As in the residence which has been inherited, as well as is payed off. if i were to sell it, it would be wholly distinction for me. Now, to equivocate giving uncle sam his cut, I’ve been told which the sale volume contingency be invested in to an additional genuine skill so as to equivocate penalty. Now, I’m wondering if i could deposit in the certitude account of the little arrange to equivocate profitable the chastisement as well as not have to deposit in to an additional property.
{ 6 comments… read them below or add one }
hold on to it for 2 years, then sell it. Then you won’t have to pay capital gains taxes on it.
If the property was inherited, your basis in the property is the market value of the property at the time you inherited it. If that happened recently, you may have little or no taxable gain on the sale. The reinvesting thing you were told about is called a starker exchange. It applies to like kind property only. Therefore if you sell a rental property, you must buy another rental property so a “trust fund” would not qualify for a starker exchange. In addition, for a starker exchange to work there are other requirements. You can’t take possession of the proceeds of the sale and the subsequent purchase has to happen within a certain period of time.
well, the IRS will be after you if you dont’t pay this penalty….
but, why are you guys selling???
dont you know that being owner of a property can give you bigger revenues in the future????
if this property is free and clear…. rent it!!! do not sell it…. what you can do is….. take advantage of the equity, refinance and get 100K and if you have good credit you can get a interest as low as 1%…….
DO NOT SELL, SPECIALLY IF THAT PROPERTY IS IN CALIFORNIA!!!
The capital gains exemption is only for Primary Residences if you lived there 2 of the last 5 years. The 1031 Transfer is time sensitive and must be “like kind” . Talk to a tax person or 1031 Intermediary.

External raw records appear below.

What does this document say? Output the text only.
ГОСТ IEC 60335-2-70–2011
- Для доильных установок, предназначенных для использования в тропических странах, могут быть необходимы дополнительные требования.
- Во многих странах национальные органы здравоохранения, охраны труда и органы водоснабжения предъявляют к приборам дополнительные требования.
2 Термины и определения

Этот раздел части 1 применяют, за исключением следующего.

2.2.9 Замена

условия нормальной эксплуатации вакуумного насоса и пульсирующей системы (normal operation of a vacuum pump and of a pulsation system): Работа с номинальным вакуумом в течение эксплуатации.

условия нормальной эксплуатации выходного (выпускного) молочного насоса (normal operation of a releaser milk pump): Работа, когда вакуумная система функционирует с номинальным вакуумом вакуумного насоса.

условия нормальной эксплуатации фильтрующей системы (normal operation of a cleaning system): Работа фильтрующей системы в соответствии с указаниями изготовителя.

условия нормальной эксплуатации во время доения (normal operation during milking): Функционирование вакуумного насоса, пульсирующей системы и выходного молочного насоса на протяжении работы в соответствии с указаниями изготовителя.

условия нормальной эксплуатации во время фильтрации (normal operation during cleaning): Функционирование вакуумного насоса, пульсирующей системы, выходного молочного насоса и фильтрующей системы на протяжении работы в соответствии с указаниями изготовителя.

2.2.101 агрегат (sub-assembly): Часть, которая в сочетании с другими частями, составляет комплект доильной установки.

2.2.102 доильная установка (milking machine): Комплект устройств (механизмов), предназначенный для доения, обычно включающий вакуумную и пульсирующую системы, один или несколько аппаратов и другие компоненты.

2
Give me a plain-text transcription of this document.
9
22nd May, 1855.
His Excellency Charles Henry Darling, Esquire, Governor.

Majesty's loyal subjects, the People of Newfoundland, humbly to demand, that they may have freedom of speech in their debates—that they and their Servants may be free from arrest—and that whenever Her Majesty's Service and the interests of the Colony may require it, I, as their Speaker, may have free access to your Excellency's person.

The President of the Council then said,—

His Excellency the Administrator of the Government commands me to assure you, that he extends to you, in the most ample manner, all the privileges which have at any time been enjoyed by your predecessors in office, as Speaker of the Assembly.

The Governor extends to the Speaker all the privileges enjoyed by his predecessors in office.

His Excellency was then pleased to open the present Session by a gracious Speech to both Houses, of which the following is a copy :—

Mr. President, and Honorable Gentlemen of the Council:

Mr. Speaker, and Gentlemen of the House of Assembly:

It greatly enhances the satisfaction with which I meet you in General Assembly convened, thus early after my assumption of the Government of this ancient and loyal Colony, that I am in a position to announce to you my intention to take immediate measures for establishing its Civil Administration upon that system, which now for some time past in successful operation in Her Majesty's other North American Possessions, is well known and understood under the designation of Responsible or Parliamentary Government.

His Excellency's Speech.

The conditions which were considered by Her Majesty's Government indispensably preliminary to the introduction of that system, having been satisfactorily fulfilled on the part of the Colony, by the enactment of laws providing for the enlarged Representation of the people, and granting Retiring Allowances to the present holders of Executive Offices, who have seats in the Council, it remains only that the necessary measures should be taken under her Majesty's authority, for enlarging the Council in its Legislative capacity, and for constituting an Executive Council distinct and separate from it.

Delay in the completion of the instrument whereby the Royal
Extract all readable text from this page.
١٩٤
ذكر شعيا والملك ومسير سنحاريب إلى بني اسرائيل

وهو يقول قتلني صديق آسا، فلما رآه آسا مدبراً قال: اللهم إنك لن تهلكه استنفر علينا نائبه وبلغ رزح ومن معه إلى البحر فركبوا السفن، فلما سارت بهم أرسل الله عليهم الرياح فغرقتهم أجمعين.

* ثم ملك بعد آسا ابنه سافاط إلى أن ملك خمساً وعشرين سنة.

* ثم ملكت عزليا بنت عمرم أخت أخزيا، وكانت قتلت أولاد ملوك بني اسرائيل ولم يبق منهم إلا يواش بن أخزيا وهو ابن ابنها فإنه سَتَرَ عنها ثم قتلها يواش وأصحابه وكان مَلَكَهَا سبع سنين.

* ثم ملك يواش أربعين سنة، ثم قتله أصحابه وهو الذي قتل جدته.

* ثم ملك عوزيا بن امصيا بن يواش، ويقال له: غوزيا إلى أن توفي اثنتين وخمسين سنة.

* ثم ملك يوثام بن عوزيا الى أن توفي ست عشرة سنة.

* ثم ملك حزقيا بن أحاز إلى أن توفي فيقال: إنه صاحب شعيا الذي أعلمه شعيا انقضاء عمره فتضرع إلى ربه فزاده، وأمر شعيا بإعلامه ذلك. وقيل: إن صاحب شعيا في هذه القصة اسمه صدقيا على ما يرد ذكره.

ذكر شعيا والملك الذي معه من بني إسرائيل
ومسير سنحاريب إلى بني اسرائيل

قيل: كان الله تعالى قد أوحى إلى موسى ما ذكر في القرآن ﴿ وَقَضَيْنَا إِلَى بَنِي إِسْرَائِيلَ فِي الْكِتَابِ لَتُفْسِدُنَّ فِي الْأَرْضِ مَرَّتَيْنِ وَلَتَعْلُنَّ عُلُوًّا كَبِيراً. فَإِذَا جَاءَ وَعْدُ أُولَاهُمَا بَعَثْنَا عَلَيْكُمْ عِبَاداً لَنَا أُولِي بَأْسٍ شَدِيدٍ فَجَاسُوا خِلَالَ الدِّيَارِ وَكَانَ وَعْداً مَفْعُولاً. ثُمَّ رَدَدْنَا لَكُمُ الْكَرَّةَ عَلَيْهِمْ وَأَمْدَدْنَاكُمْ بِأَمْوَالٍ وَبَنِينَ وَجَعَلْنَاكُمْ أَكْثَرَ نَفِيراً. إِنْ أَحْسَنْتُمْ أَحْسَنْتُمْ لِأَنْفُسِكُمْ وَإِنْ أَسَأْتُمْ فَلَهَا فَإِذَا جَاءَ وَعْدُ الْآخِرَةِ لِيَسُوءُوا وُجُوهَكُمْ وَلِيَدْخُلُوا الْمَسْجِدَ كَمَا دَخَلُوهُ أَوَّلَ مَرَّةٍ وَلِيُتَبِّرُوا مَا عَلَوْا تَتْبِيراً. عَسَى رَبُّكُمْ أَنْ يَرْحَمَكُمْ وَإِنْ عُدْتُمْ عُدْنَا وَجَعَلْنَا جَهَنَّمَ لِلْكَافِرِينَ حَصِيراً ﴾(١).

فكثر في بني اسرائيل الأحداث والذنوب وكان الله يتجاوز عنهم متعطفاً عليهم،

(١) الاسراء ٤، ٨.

Best advice is to hold on to it for investment.
No.
This is called a 1031 Exchange and requires that you invest the money in another property to avoid capital gains.
Tarl is correct, in that if you inherited the property, your “basis” is whatever the market value of the property was at the time you inherited the property. You would only pay gains tax on anything over that amount. And since properties have barely appreciated this year, if at all, at least in most areas, you’re probably not looking at any tax.
If you have some interest in parlaying this inheritance into further real estate investments, that’s where a 1031 exchange would come into play. You’ll have to search for 1031 exchange administrators and find one you want to work with. But that’s not what it sounds like you’re really looking for.
You own an inherited home free and clear. It’s all free money to you right now. So spend a little bit of it on a CPA or other tax advisor, and get some real advice, which could save you money in the long run by not screwing something up.